Andrew Hamilton wrote on Sat, 01 May 2010 08:40

Studer list guys have told me that voltage matching _always_ works best for music signaling and precludes the need for tranny termination.   Ampex list guys have said always to terminate the tape machines with what they would have seen in a power matching setup (e.g., DC Ω (aka 600 Ohms)), regardless of load.

The A80 R manual has a lot of specificity about using 600 Ohm termination for NAB, and _200_Ohms_ for CCIR.  I have heard that the machine has a 0 Ohms output impedance.   But there is no mention I can see about using the machine outside of a power matching-esque context, actually, in spite of contemporary European studio practices circa 1970...


If you for some sinister purpose wanted to insert the ATR overbridge in the output path of the machine, and you were (balanced) signaling to a device that had a 100k input Z, should you still flip the 600 Ohm switch on the back of the ATR for best handshake?  Try it both ways and pick the winner?  Or forget the switch for modern studio signaling?  

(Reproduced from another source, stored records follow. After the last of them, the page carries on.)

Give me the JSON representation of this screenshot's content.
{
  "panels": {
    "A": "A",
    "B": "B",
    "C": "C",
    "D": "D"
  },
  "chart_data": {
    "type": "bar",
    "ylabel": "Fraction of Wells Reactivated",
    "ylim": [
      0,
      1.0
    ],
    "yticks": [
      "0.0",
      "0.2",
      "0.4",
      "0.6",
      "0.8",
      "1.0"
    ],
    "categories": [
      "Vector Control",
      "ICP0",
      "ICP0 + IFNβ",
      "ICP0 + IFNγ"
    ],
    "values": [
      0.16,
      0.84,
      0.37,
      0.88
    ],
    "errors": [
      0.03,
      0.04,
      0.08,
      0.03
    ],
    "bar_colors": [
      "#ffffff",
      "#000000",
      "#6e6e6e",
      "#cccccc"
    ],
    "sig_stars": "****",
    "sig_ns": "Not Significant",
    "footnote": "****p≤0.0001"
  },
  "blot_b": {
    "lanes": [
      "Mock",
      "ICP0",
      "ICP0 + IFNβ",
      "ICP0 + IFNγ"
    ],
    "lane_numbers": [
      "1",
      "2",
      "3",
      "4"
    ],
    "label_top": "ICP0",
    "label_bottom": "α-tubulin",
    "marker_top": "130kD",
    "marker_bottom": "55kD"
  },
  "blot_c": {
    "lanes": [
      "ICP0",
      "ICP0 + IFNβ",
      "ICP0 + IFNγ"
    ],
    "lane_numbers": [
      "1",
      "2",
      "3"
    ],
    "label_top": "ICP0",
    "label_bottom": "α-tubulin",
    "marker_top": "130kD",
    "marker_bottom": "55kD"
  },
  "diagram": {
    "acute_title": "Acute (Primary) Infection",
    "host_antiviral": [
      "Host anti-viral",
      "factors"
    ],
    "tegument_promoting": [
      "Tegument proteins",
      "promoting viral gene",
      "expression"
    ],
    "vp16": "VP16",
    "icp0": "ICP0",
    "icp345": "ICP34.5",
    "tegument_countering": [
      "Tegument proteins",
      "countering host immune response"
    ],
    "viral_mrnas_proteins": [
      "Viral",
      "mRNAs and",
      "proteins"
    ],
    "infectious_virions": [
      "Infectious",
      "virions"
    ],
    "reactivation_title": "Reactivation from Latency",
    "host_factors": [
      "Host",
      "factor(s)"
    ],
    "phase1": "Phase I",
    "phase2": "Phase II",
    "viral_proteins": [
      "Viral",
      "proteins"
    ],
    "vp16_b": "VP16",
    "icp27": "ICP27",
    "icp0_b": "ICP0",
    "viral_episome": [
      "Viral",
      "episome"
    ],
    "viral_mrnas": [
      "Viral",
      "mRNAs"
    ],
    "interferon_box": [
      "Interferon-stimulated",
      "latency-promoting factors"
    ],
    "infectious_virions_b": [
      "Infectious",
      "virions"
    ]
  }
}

Interestingly?, also, the ATR has no 200 Ohm switch, even though it _does_ do CCIR.


Transformer termination depends on the individual transformer design and there is no universal rule. Many high quality transformers have a strong high frequency resonance which needs to be damped by a suitable termination. Even if the resonance is well above the audible range it can still result in audible intermodulation products.

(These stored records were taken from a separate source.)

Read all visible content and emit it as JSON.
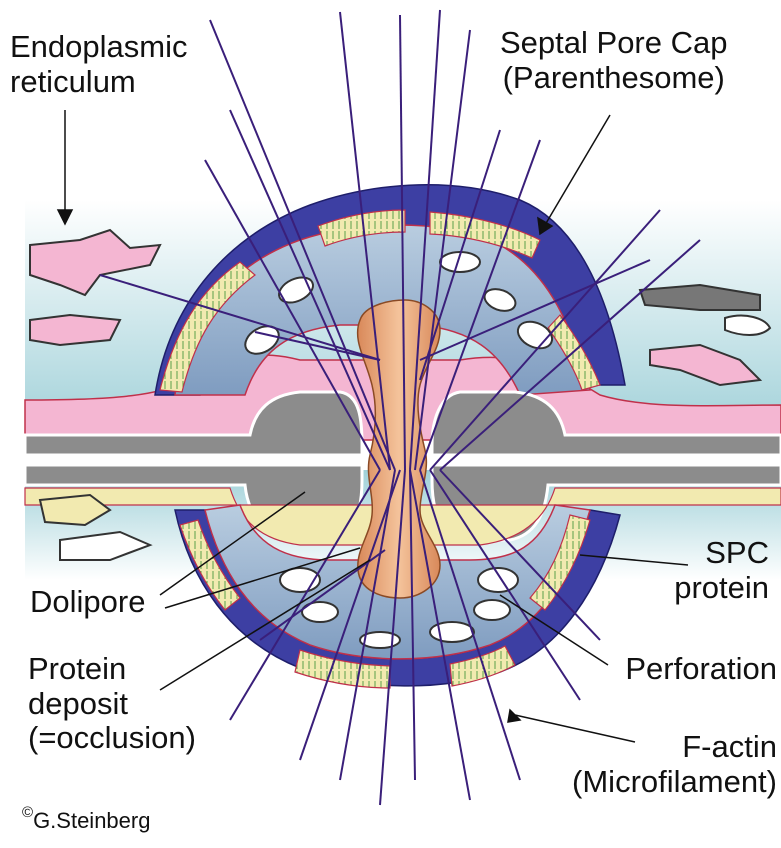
{
  "labels": {
    "endoplasmic_reticulum": [
      "Endoplasmic",
      "reticulum"
    ],
    "septal_pore_cap": [
      "Septal Pore Cap",
      "(Parenthesome)"
    ],
    "dolipore": "Dolipore",
    "protein_deposit": [
      "Protein",
      "deposit",
      "(=occlusion)"
    ],
    "spc_protein": [
      "SPC",
      "protein"
    ],
    "perforation": "Perforation",
    "f_actin": [
      "F-actin",
      "(Microfilament)"
    ]
  },
  "copyright": {
    "symbol": "©",
    "author": "G.Steinberg"
  },
  "colors": {
    "cap_blue": "#3d3fa3",
    "pore_blue": "#9fb6d0",
    "plug_orange": "#e6a77a",
    "cell_wall_gray": "#8c8c8c",
    "er_pink": "#f4b6d2",
    "spc_yellow": "#f2eab0",
    "actin_purple": "#3a1f7a",
    "cytoplasm_teal": "#cfe9ea"
  }
}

If in doubt, one way to test this is to run a 10kHz square wave through the (in circuit) transformer, look at the resulting waveform on an oscilloscope, and adjust the termination for the cleanest square wave. There is often some compromise necessary to accommodate a range of load impedances, cable capacitances etc. You might find that a transformer needs no additional termination in a particular use case, but leaving this to luck isn't a good way to guarantee optimum performance. (I've ignored the loading effects of termination on the circuitry driving the transformer, which is another issue).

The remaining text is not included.